Icons Images and Idols
The representation of gods, saints, and heroes, of mythic events and of formative historical events, has been a widespread phenomenon in the history of religion. Conventional notions suggest that some religions, for example Islam and prophetic Judaism, are aniconic, meaning that they are against the use of idols or images. At the iconic end of the spectrum we find Mahayana Buddhism and Hinduism, traditions in which images articulate, order, and fill the sacred spaces of both temple and home. Scholars who adopt such a schematic approach place Protestantism, Vedaism, and ancient Buddhism toward the aniconic end of the scale and Roman Catholicism, Eastern Orthodoxy, and the religions of ancient Egypt, Greece, and Rome toward the iconic end.
The historical study of religion, however, has shown that the understanding and use of images have been complex and have shifted in emphasis in various periods. Hinduism and its daughter Buddhism both appear to have started out without the use of images and grew into iconic faiths over many generations. The phenomenological study of religion shows that the veneration of images by a devout woman or man may vary, even dramatically, from what is said about the importance of the image or even about its sacred character. Theravada Buddhists, for example, may say that the image of the Buddha is simply a "representation" and that the historical Buddha died like any other person and is therefore obviously not present in any way in the image. Yet, they bow with reverence and make offerings to statues of the Buddha even if they encounter them in unexpected places far outside the traditional environment of the sacred. In a given tradition at any given moment, one often finds that the attitude toward images runs a remarkable spectrum of belief.
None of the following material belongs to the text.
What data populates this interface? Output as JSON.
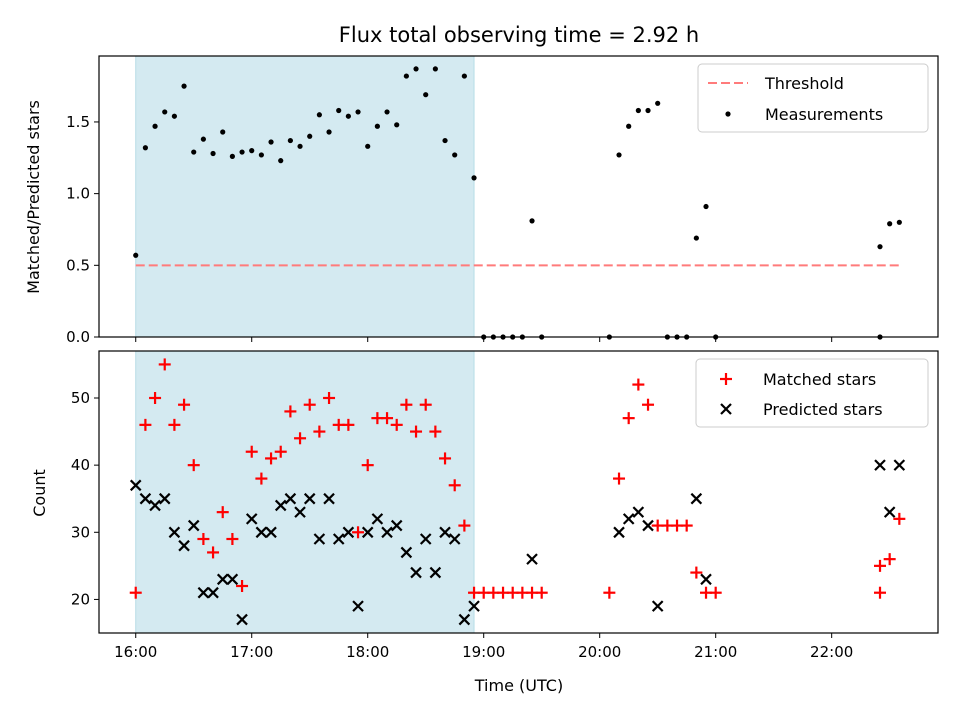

Among Orthodox Christians entering a church for the Divine Liturgy on a Sunday morning, there will be many who take candles to the front of the church and offer them in memory as they pause to pray before the icons. Some will speak of the icon as miraculous while their neighbor will note its pedagogical role as a visual scripture or hagiography and others will say the icon is a "window of divine grace" or, in the case of the icon of Jesus Christ, an "embodiment of God" and witness to the Incarnation.
The image may also be understood as divine. Stilpo, a fourth-century- B.C.E. citizen of Athens, was banished for teaching that the Greek sculptor Phidias's statue of Athena was not a goddess, and the ninth-century South Indian mystic Andal is said to have married an image of Vishnu and miraculously been absorbed into the God's embrace. Images may become divine when they are initiated in and through a ritual. When images arrive for installation in Hindu temples they are initiated through the ritual of prana partista, and the "breath of God enters them" never to be removed. In ancient Egypt the high priest would enter the temple chamber in the morning ritual and take the statue of the god from its resting place, clean, clothe, and feed the deity and then retire from this most holy place until the following morning.
Perhaps one of the most widespread practices is the use of images as a focus for veneration with a clear sense that they function as a reminder of the deity's characteristics, inviting one to offer both one's struggles and joys, concerns and thankfulness, through prayer, meditation, or devotion. For the devotees the image is a way of engaging the holy. This, of course, makes the image sacred but not in and of itself a deity.